In traditional Judaism, children younger than b’nai mitzvah age are exempt from the spiritual obligations of observing the commandments. This means that children are not required to do things like fast on Yom Kippur, observe Shabbat, or perform other religious rituals.
But in Judaism, all that changes when you become b’nai mitzvah. When you are called to the Torah for your aliyah, you become legally (under Jewish law) and morally responsible for your own actions and religious observances in the eyes of God. So…your parents are no longer responsible for any mistakes that you make.
In some circles, at a b’nai mitzvah, parents publicly declare this fact by reciting the following traditional blessing:
SHARE PowerPoint slide with the blessing and ask someone to read it out loud.
בָּרוּךְ שֶׁפְּטָרַנִי מֵעֹנֶשׁ הַלָּזֶה
Baruch shep-ta-rani ma-an-sho shel zeh.
Praised are You (God) who has freed me from being liable for this child.
When parents recite this blessing, they are publicly declaring their children to be both ritually and legally responsible adults in matters of Jewish tradition and practice.

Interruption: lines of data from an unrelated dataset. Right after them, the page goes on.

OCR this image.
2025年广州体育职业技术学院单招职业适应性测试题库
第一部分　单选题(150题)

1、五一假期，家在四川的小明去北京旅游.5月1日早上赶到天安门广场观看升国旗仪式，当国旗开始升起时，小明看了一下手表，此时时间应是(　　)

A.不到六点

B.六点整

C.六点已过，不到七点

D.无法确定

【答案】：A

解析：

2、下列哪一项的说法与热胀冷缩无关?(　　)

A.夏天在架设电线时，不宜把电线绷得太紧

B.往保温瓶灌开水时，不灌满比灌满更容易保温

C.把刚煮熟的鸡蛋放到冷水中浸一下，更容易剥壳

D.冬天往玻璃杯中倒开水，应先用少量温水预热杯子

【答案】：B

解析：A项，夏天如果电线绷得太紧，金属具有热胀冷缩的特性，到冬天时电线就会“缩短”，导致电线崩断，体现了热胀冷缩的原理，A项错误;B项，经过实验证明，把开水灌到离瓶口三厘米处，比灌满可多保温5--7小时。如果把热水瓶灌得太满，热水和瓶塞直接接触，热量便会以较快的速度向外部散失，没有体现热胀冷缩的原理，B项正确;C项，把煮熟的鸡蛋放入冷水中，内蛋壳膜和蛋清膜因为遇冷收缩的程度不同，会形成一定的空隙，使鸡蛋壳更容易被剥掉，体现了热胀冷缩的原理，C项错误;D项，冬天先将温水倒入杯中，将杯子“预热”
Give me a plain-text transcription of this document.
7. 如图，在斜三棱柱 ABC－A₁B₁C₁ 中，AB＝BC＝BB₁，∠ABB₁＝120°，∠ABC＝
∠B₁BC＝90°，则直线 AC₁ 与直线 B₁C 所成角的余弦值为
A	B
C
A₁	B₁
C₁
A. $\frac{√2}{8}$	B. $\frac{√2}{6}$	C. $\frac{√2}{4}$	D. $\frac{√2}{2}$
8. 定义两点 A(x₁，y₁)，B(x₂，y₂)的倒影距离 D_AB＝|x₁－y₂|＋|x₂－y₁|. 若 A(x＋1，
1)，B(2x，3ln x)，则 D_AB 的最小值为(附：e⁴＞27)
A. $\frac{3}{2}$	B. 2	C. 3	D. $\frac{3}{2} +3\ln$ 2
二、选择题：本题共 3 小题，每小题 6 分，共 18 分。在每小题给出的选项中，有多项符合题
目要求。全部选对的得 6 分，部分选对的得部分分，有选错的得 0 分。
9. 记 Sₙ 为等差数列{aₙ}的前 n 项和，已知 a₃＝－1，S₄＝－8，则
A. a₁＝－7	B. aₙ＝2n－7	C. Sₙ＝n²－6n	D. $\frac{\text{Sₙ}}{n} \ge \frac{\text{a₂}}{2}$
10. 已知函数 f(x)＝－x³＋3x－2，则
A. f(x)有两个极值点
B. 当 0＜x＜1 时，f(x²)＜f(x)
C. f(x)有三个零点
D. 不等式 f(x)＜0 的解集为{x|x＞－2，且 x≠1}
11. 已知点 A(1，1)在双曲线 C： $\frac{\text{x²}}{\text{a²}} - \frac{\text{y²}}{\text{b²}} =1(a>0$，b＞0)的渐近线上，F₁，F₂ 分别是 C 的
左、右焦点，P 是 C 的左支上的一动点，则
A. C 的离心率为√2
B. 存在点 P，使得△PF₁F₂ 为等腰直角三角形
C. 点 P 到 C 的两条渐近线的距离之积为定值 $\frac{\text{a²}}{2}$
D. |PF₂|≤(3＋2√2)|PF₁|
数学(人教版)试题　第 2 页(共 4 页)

- What do you think about this traditional blessing? Do you think it is fair for parents to not be responsible for mistakes their post-b’nai mitzvah children make? Why or why not?
- In what ways do you feel ready to be a legally and ritually responsible adult? In what ways do you not feel ready?
- How is a teenager responsible for things in a way that a child is not?
The prospect of taking on adult responsibilities all at once, right after your b’nai mitzvah, sounds a little stressful, doesn’t it? In more and more Jewish communities today (including our community), people think of the b’nai mitzvah as a ceremony that marks the transition from “child” to “teenager.” This is still a significant transition that comes with new responsibilities. However, it’s not quite as intense and abrupt as transitioning from “child” to “adult.”